I looked up to see him circling the Casual Car Park in a massive BULLSHIT HELICOPTER and he was shouting down to me above the noise of the propellers:
"I'll text you next week, we'll go for drinks, or we'll go for dinner."
I said, "I don't think you should."
That was two days ago and since then I have felt mostly sad + bored and sometimes VERY ANGRY. But now it's all ebbing away to nothing and I am trying not to think about it too much. I am definitely not getting on the fucking Tandem of Intimacy again though, I don't even really know what it is and I certainly did not agree to get on it. As for the Casual Car Park... I might rip through it on my Motorbike, but I won't be dilly-dallying around in it.
Guess what else.
As of Friday I will be taking my place in the Cat Caravan! My friend Chloe (who used to au pair for the family I worked for) has to move and can't take her cat with her, so I have agreed to foster him for as long as I can.
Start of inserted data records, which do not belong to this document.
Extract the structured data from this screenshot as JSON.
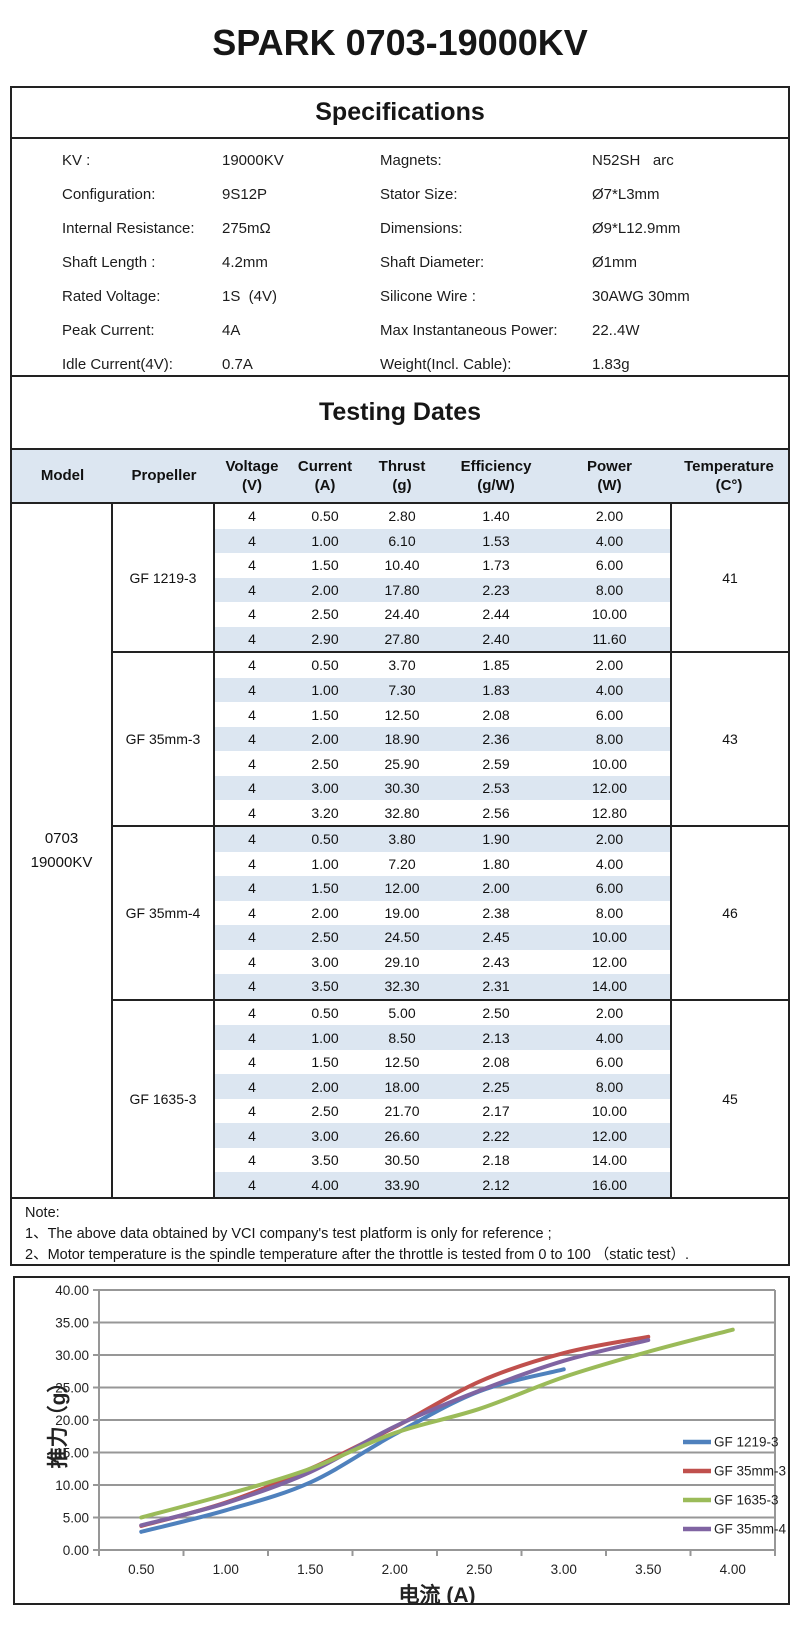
{
  "page": {
    "title": "SPARK 0703-19000KV"
  },
  "specifications": {
    "title": "Specifications",
    "rows": [
      {
        "label1": "KV :",
        "value1": "19000KV",
        "label2": "Magnets:",
        "value2": "N52SH   arc"
      },
      {
        "label1": "Configuration:",
        "value1": "9S12P",
        "label2": "Stator Size:",
        "value2": "Ø7*L3mm"
      },
      {
        "label1": "Internal Resistance:",
        "value1": "275mΩ",
        "label2": "Dimensions:",
        "value2": "Ø9*L12.9mm"
      },
      {
        "label1": "Shaft Length :",
        "value1": "4.2mm",
        "label2": "Shaft Diameter:",
        "value2": "Ø1mm"
      },
      {
        "label1": "Rated Voltage:",
        "value1": "1S  (4V)",
        "label2": "Silicone Wire :",
        "value2": "30AWG 30mm"
      },
      {
        "label1": "Peak Current:",
        "value1": "4A",
        "label2": "Max Instantaneous Power:",
        "value2": "22..4W"
      },
      {
        "label1": "Idle Current(4V):",
        "value1": "0.7A",
        "label2": "Weight(Incl. Cable):",
        "value2": "1.83g"
      }
    ]
  },
  "testing": {
    "title": "Testing Dates",
    "columns": [
      {
        "name": "Model",
        "unit": ""
      },
      {
        "name": "Propeller",
        "unit": ""
      },
      {
        "name": "Voltage",
        "unit": "(V)"
      },
      {
        "name": "Current",
        "unit": "(A)"
      },
      {
        "name": "Thrust",
        "unit": "(g)"
      },
      {
        "name": "Efficiency",
        "unit": "(g/W)"
      },
      {
        "name": "Power",
        "unit": "(W)"
      },
      {
        "name": "Temperature",
        "unit": "(C°)"
      }
    ],
    "model_lines": [
      "0703",
      "19000KV"
    ],
    "stripe_color": "#dce6f1",
    "groups": [
      {
        "propeller": "GF 1219-3",
        "temperature": "41",
        "rows": [
          [
            "4",
            "0.50",
            "2.80",
            "1.40",
            "2.00"
          ],
          [
            "4",
            "1.00",
            "6.10",
            "1.53",
            "4.00"
          ],
          [
            "4",
            "1.50",
            "10.40",
            "1.73",
            "6.00"
          ],
          [
            "4",
            "2.00",
            "17.80",
            "2.23",
            "8.00"
          ],
          [
            "4",
            "2.50",
            "24.40",
            "2.44",
            "10.00"
          ],
          [
            "4",
            "2.90",
            "27.80",
            "2.40",
            "11.60"
          ]
        ]
      },
      {
        "propeller": "GF 35mm-3",
        "temperature": "43",
        "rows": [
          [
            "4",
            "0.50",
            "3.70",
            "1.85",
            "2.00"
          ],
          [
            "4",
            "1.00",
            "7.30",
            "1.83",
            "4.00"
          ],
          [
            "4",
            "1.50",
            "12.50",
            "2.08",
            "6.00"
          ],
          [
            "4",
            "2.00",
            "18.90",
            "2.36",
            "8.00"
          ],
          [
            "4",
            "2.50",
            "25.90",
            "2.59",
            "10.00"
          ],
          [
            "4",
            "3.00",
            "30.30",
            "2.53",
            "12.00"
          ],
          [
            "4",
            "3.20",
            "32.80",
            "2.56",
            "12.80"
          ]
        ]
      },
      {
        "propeller": "GF 35mm-4",
        "temperature": "46",
        "rows": [
          [
            "4",
            "0.50",
            "3.80",
            "1.90",
            "2.00"
          ],
          [
            "4",
            "1.00",
            "7.20",
            "1.80",
            "4.00"
          ],
          [
            "4",
            "1.50",
            "12.00",
            "2.00",
            "6.00"
          ],
          [
            "4",
            "2.00",
            "19.00",
            "2.38",
            "8.00"
          ],
          [
            "4",
            "2.50",
            "24.50",
            "2.45",
            "10.00"
          ],
          [
            "4",
            "3.00",
            "29.10",
            "2.43",
            "12.00"
          ],
          [
            "4",
            "3.50",
            "32.30",
            "2.31",
            "14.00"
          ]
        ]
      },
      {
        "propeller": "GF 1635-3",
        "temperature": "45",
        "rows": [
          [
            "4",
            "0.50",
            "5.00",
            "2.50",
            "2.00"
          ],
          [
            "4",
            "1.00",
            "8.50",
            "2.13",
            "4.00"
          ],
          [
            "4",
            "1.50",
            "12.50",
            "2.08",
            "6.00"
          ],
          [
            "4",
            "2.00",
            "18.00",
            "2.25",
            "8.00"
          ],
          [
            "4",
            "2.50",
            "21.70",
            "2.17",
            "10.00"
          ],
          [
            "4",
            "3.00",
            "26.60",
            "2.22",
            "12.00"
          ],
          [
            "4",
            "3.50",
            "30.50",
            "2.18",
            "14.00"
          ],
          [
            "4",
            "4.00",
            "33.90",
            "2.12",
            "16.00"
          ]
        ]
      }
    ]
  },
  "note": {
    "title": "Note:",
    "lines": [
      "1、The above data obtained by VCI company's test platform is only for reference ;",
      "2、Motor temperature is the spindle temperature after the throttle is tested from 0 to 100 （static test）."
    ]
  },
  "chart_data": {
    "type": "line",
    "x_type": "category",
    "categories": [
      "0.50",
      "1.00",
      "1.50",
      "2.00",
      "2.50",
      "3.00",
      "3.50",
      "4.00"
    ],
    "series": [
      {
        "name": "GF 1219-3",
        "color": "#4f81bd",
        "values": [
          2.8,
          6.1,
          10.4,
          17.8,
          24.4,
          27.8
        ]
      },
      {
        "name": "GF 35mm-3",
        "color": "#c0504d",
        "values": [
          3.7,
          7.3,
          12.5,
          18.9,
          25.9,
          30.3,
          32.8
        ]
      },
      {
        "name": "GF 1635-3",
        "color": "#9bbb59",
        "values": [
          5.0,
          8.5,
          12.5,
          18.0,
          21.7,
          26.6,
          30.5,
          33.9
        ]
      },
      {
        "name": "GF 35mm-4",
        "color": "#8064a2",
        "values": [
          3.8,
          7.2,
          12.0,
          19.0,
          24.5,
          29.1,
          32.3
        ]
      }
    ],
    "legend_order": [
      "GF 1219-3",
      "GF 35mm-3",
      "GF 1635-3",
      "GF 35mm-4"
    ],
    "legend_position": "right-inside",
    "xlabel": "电流 (A)",
    "ylabel": "推力（g）",
    "ylim": [
      0,
      40
    ],
    "y_step": 5,
    "y_tick_labels": [
      "0.00",
      "5.00",
      "10.00",
      "15.00",
      "20.00",
      "25.00",
      "30.00",
      "35.00",
      "40.00"
    ],
    "grid": true,
    "grid_color": "#979797"
  }
}
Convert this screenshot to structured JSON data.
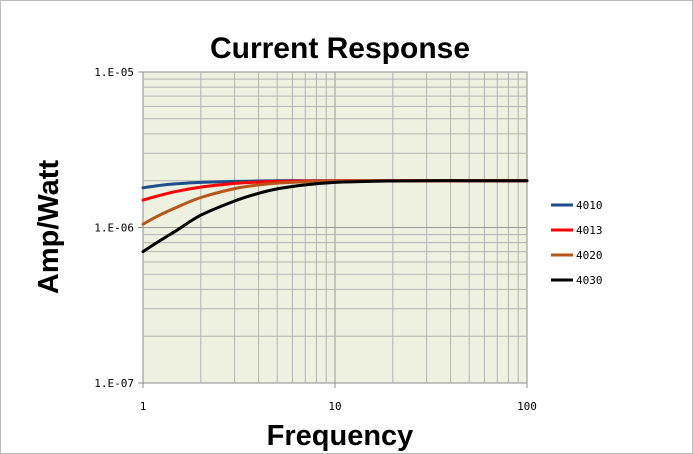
{
  "chart_data": {
    "type": "line",
    "title": "Current Response",
    "xlabel": "Frequency",
    "ylabel": "Amp/Watt",
    "x_scale": "log",
    "y_scale": "log",
    "xlim": [
      1,
      100
    ],
    "ylim": [
      1e-07,
      1e-05
    ],
    "x_ticks": [
      {
        "value": 1,
        "label": "1"
      },
      {
        "value": 10,
        "label": "10"
      },
      {
        "value": 100,
        "label": "100"
      }
    ],
    "y_ticks": [
      {
        "value": 1e-07,
        "label": "1.E-07"
      },
      {
        "value": 1e-06,
        "label": "1.E-06"
      },
      {
        "value": 1e-05,
        "label": "1.E-05"
      }
    ],
    "grid": true,
    "plot_background": "#eef1e0",
    "legend_position": "right",
    "x": [
      1,
      1.2,
      1.5,
      2,
      3,
      4,
      5,
      7,
      10,
      15,
      20,
      30,
      50,
      70,
      100
    ],
    "series": [
      {
        "name": "4010",
        "color": "#1f4e8c",
        "values": [
          1.8e-06,
          1.86e-06,
          1.91e-06,
          1.95e-06,
          1.98e-06,
          1.99e-06,
          2e-06,
          2e-06,
          2e-06,
          2e-06,
          2e-06,
          2e-06,
          2e-06,
          2e-06,
          2e-06
        ]
      },
      {
        "name": "4013",
        "color": "#ff0000",
        "values": [
          1.5e-06,
          1.6e-06,
          1.71e-06,
          1.82e-06,
          1.92e-06,
          1.96e-06,
          1.98e-06,
          1.99e-06,
          2e-06,
          2e-06,
          2e-06,
          2e-06,
          2e-06,
          2e-06,
          2e-06
        ]
      },
      {
        "name": "4020",
        "color": "#b8551b",
        "values": [
          1.05e-06,
          1.19e-06,
          1.35e-06,
          1.56e-06,
          1.78e-06,
          1.88e-06,
          1.93e-06,
          1.97e-06,
          1.99e-06,
          2e-06,
          2e-06,
          2e-06,
          2e-06,
          2e-06,
          2e-06
        ]
      },
      {
        "name": "4030",
        "color": "#000000",
        "values": [
          7e-07,
          8.1e-07,
          9.6e-07,
          1.2e-06,
          1.48e-06,
          1.66e-06,
          1.77e-06,
          1.88e-06,
          1.95e-06,
          1.98e-06,
          1.99e-06,
          2e-06,
          2e-06,
          2e-06,
          2e-06
        ]
      }
    ]
  }
}
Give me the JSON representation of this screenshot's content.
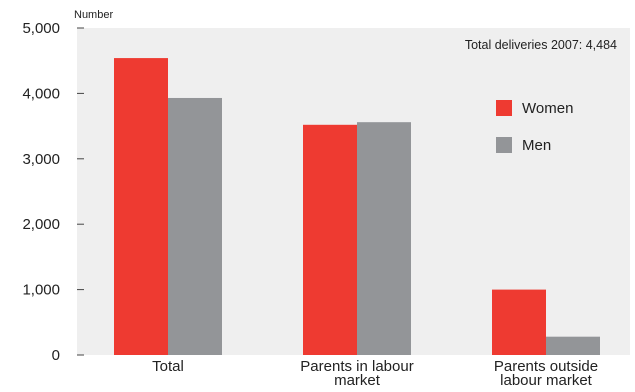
{
  "chart_data": {
    "type": "bar",
    "ylabel": "Number",
    "annotation": "Total deliveries 2007: 4,484",
    "categories": [
      [
        "Total"
      ],
      [
        "Parents in labour",
        "market"
      ],
      [
        "Parents outside",
        "labour market"
      ]
    ],
    "series": [
      {
        "name": "Women",
        "color": "#ee3a31",
        "values": [
          4540,
          3520,
          1000
        ]
      },
      {
        "name": "Men",
        "color": "#939598",
        "values": [
          3930,
          3560,
          280
        ]
      }
    ],
    "ylim": [
      0,
      5000
    ],
    "yticks": [
      0,
      1000,
      2000,
      3000,
      4000,
      5000
    ],
    "ytick_labels": [
      "0",
      "1,000",
      "2,000",
      "3,000",
      "4,000",
      "5,000"
    ],
    "grid": false,
    "legend_position": "right",
    "plot_background": "#efefef"
  }
}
YES!! I will have a little cat to stroke and scratch! I am slightly worried as our garden is where all the neighbourhood cats meet to fight, I have actually gone out there and broken up a few scraps. They won't take kindly to a cat moving in on their neutral territory but if anyone has a problem with it, they can see me.
I've got half an hour left before work. This will fill the time nicely:
P.S. Just thought of another genuine feeling! Embarrassment. There's no other feeling like being embarrassed.